This year’s Liberal Arts Essay Competition for Lower Sixth pupils attracted an impressive array of thoughtful and rigorously researched submissions. The essay titles were designed to encourage pupils to make connections across different academic disciplines in the Sixth Form, fostering the development of overarching arguments. Once again, the overall standard was highly encouraging, and the final decision was as challenging as ever.
This year, the question on beauty proved particularly popular, inspiring a pleasing diversity of approaches. Candidates explored the theme through classical and contemporary literature, art, theology, and philosophy.
The winner, Sasha, wrote compellingly about how beauty can act as a destructive and destabilising force in Greek mythology. Through the myth of Apollo and Hyacinthus, she analysed the interplay between gods and mortals before branching out into Tiepolo’s painting ‘The Death of Hyacinthus’ and Rilke’s ‘Sonnets to Orpheus’ to develop her subtle thesis yet further.
Charlotte C discussed Euripides’ Helen’ and Ovid’s ‘Metamorphoses’ and argued very convincingly that beauty is not only dangerous but also a potentially positive force, an idealised construct that can fulfil the desires of the creator.

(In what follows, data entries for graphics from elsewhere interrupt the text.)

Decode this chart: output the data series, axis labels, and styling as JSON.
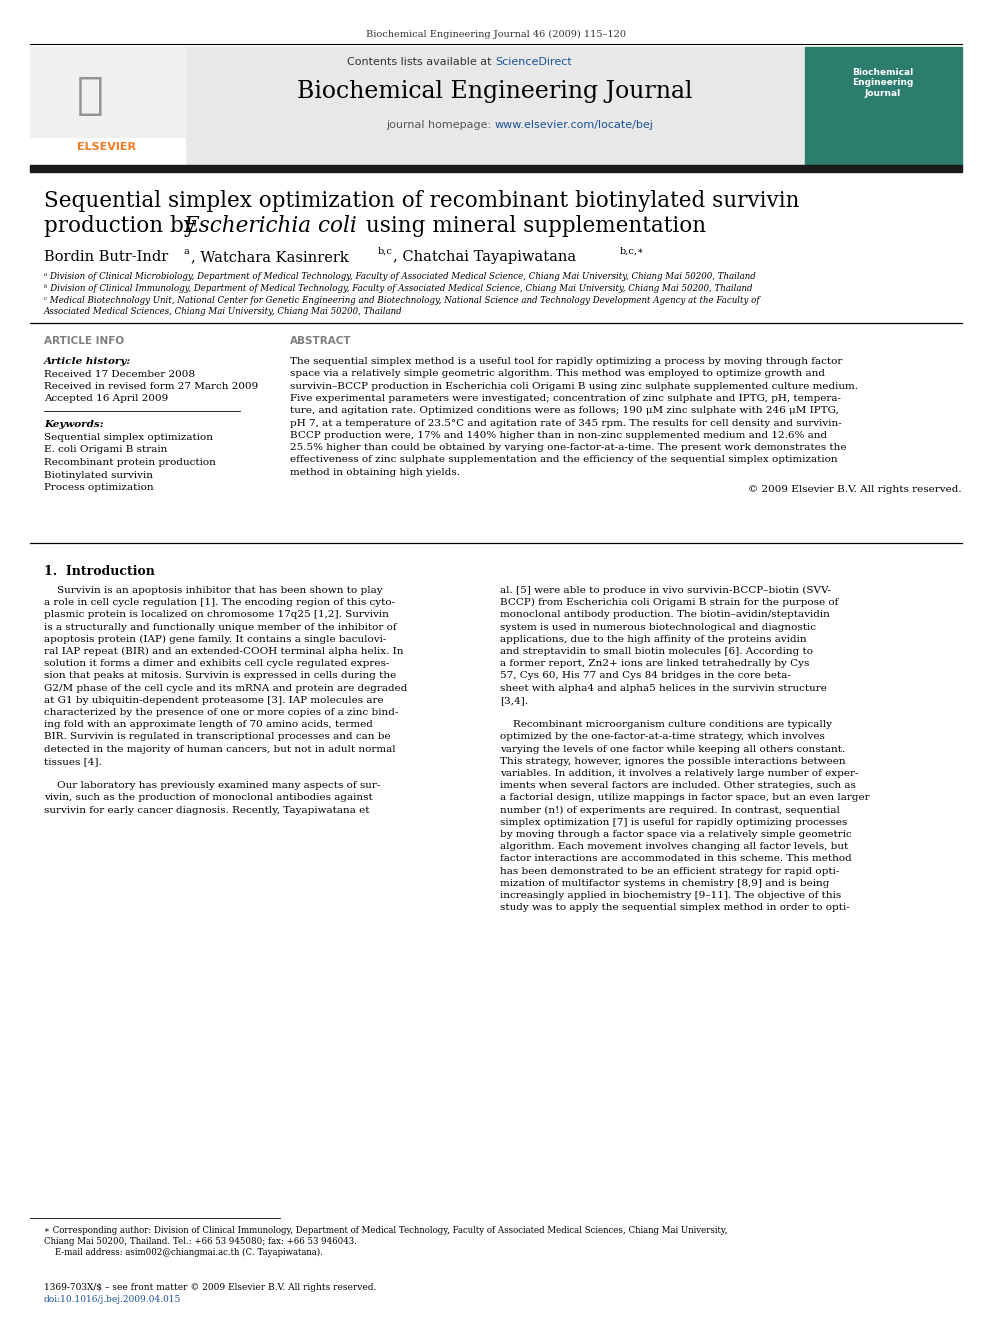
{
  "journal_header": "Biochemical Engineering Journal 46 (2009) 115–120",
  "contents_line_left": "Contents lists available at ",
  "science_direct": "ScienceDirect",
  "journal_name": "Biochemical Engineering Journal",
  "journal_homepage_left": "journal homepage: ",
  "journal_homepage_url": "www.elsevier.com/locate/bej",
  "paper_title_line1": "Sequential simplex optimization of recombinant biotinylated survivin",
  "paper_title_line2_pre": "production by ",
  "paper_title_ecoli": "Escherichia coli",
  "paper_title_line2_post": " using mineral supplementation",
  "author_line_pre": "Bordin Butr-Indr",
  "author_sup1": "a",
  "author_mid1": ", Watchara Kasinrerk",
  "author_sup2": "b,c",
  "author_mid2": ", Chatchai Tayapiwatana ",
  "author_sup3": "b,c,∗",
  "affil_a": "ᵃ Division of Clinical Microbiology, Department of Medical Technology, Faculty of Associated Medical Science, Chiang Mai University, Chiang Mai 50200, Thailand",
  "affil_b": "ᵇ Division of Clinical Immunology, Department of Medical Technology, Faculty of Associated Medical Science, Chiang Mai University, Chiang Mai 50200, Thailand",
  "affil_c1": "ᶜ Medical Biotechnology Unit, National Center for Genetic Engineering and Biotechnology, National Science and Technology Development Agency at the Faculty of",
  "affil_c2": "Associated Medical Sciences, Chiang Mai University, Chiang Mai 50200, Thailand",
  "article_info_label": "ARTICLE INFO",
  "abstract_label": "ABSTRACT",
  "article_history_label": "Article history:",
  "received1": "Received 17 December 2008",
  "received2": "Received in revised form 27 March 2009",
  "accepted": "Accepted 16 April 2009",
  "keywords_label": "Keywords:",
  "kw1": "Sequential simplex optimization",
  "kw2": "E. coli Origami B strain",
  "kw3": "Recombinant protein production",
  "kw4": "Biotinylated survivin",
  "kw5": "Process optimization",
  "abstract_lines": [
    "The sequential simplex method is a useful tool for rapidly optimizing a process by moving through factor",
    "space via a relatively simple geometric algorithm. This method was employed to optimize growth and",
    "survivin–BCCP production in Escherichia coli Origami B using zinc sulphate supplemented culture medium.",
    "Five experimental parameters were investigated; concentration of zinc sulphate and IPTG, pH, tempera-",
    "ture, and agitation rate. Optimized conditions were as follows; 190 μM zinc sulphate with 246 μM IPTG,",
    "pH 7, at a temperature of 23.5°C and agitation rate of 345 rpm. The results for cell density and survivin-",
    "BCCP production were, 17% and 140% higher than in non-zinc supplemented medium and 12.6% and",
    "25.5% higher than could be obtained by varying one-factor-at-a-time. The present work demonstrates the",
    "effectiveness of zinc sulphate supplementation and the efficiency of the sequential simplex optimization",
    "method in obtaining high yields."
  ],
  "copyright": "© 2009 Elsevier B.V. All rights reserved.",
  "section1_title_num": "1.",
  "section1_title_text": "Introduction",
  "intro_left_lines": [
    "    Survivin is an apoptosis inhibitor that has been shown to play",
    "a role in cell cycle regulation [1]. The encoding region of this cyto-",
    "plasmic protein is localized on chromosome 17q25 [1,2]. Survivin",
    "is a structurally and functionally unique member of the inhibitor of",
    "apoptosis protein (IAP) gene family. It contains a single baculovi-",
    "ral IAP repeat (BIR) and an extended-COOH terminal alpha helix. In",
    "solution it forms a dimer and exhibits cell cycle regulated expres-",
    "sion that peaks at mitosis. Survivin is expressed in cells during the",
    "G2/M phase of the cell cycle and its mRNA and protein are degraded",
    "at G1 by ubiquitin-dependent proteasome [3]. IAP molecules are",
    "characterized by the presence of one or more copies of a zinc bind-",
    "ing fold with an approximate length of 70 amino acids, termed",
    "BIR. Survivin is regulated in transcriptional processes and can be",
    "detected in the majority of human cancers, but not in adult normal",
    "tissues [4].",
    "",
    "    Our laboratory has previously examined many aspects of sur-",
    "vivin, such as the production of monoclonal antibodies against",
    "survivin for early cancer diagnosis. Recently, Tayapiwatana et"
  ],
  "intro_right_lines": [
    "al. [5] were able to produce in vivo survivin-BCCP–biotin (SVV-",
    "BCCP) from Escherichia coli Origami B strain for the purpose of",
    "monoclonal antibody production. The biotin–avidin/steptavidin",
    "system is used in numerous biotechnological and diagnostic",
    "applications, due to the high affinity of the proteins avidin",
    "and streptavidin to small biotin molecules [6]. According to",
    "a former report, Zn2+ ions are linked tetrahedrally by Cys",
    "57, Cys 60, His 77 and Cys 84 bridges in the core beta-",
    "sheet with alpha4 and alpha5 helices in the survivin structure",
    "[3,4].",
    "",
    "    Recombinant microorganism culture conditions are typically",
    "optimized by the one-factor-at-a-time strategy, which involves",
    "varying the levels of one factor while keeping all others constant.",
    "This strategy, however, ignores the possible interactions between",
    "variables. In addition, it involves a relatively large number of exper-",
    "iments when several factors are included. Other strategies, such as",
    "a factorial design, utilize mappings in factor space, but an even larger",
    "number (n!) of experiments are required. In contrast, sequential",
    "simplex optimization [7] is useful for rapidly optimizing processes",
    "by moving through a factor space via a relatively simple geometric",
    "algorithm. Each movement involves changing all factor levels, but",
    "factor interactions are accommodated in this scheme. This method",
    "has been demonstrated to be an efficient strategy for rapid opti-",
    "mization of multifactor systems in chemistry [8,9] and is being",
    "increasingly applied in biochemistry [9–11]. The objective of this",
    "study was to apply the sequential simplex method in order to opti-"
  ],
  "footnote_lines": [
    "∗ Corresponding author: Division of Clinical Immunology, Department of Medical Technology, Faculty of Associated Medical Sciences, Chiang Mai University,",
    "Chiang Mai 50200, Thailand. Tel.: +66 53 945080; fax: +66 53 946043.",
    "    E-mail address: asim002@chiangmai.ac.th (C. Tayapiwatana)."
  ],
  "issn_line": "1369-703X/$ – see front matter © 2009 Elsevier B.V. All rights reserved.",
  "doi_line": "doi:10.1016/j.bej.2009.04.015",
  "bg_header_color": "#e8e8e8",
  "blue_color": "#1a5296",
  "orange_color": "#f47920",
  "dark_bar_color": "#1a1a1a",
  "gray_label_color": "#7f7f7f",
  "text_color": "#000000",
  "cover_bg_color": "#2d7d6e"
}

Charlotte G Compared the representation of beauty in the classical world and mythology to that in Marlow’s ‘The Tragical History of Dr Faustus’, pre-Raphaelite painting and even modern day Hollywood cinema.
Pun earned a special mention for his unique essay, arguing that humanity is largely guilty of self-interest in a wide-ranging romp through the likes of Rousseau, Hobbes, Voltaire and Tolstoy.
The strongest entries combined breadth and depth of reflection, demonstrated evidence of wider reading and critical engagement, and were both enjoyable and scholarly for the judges to read.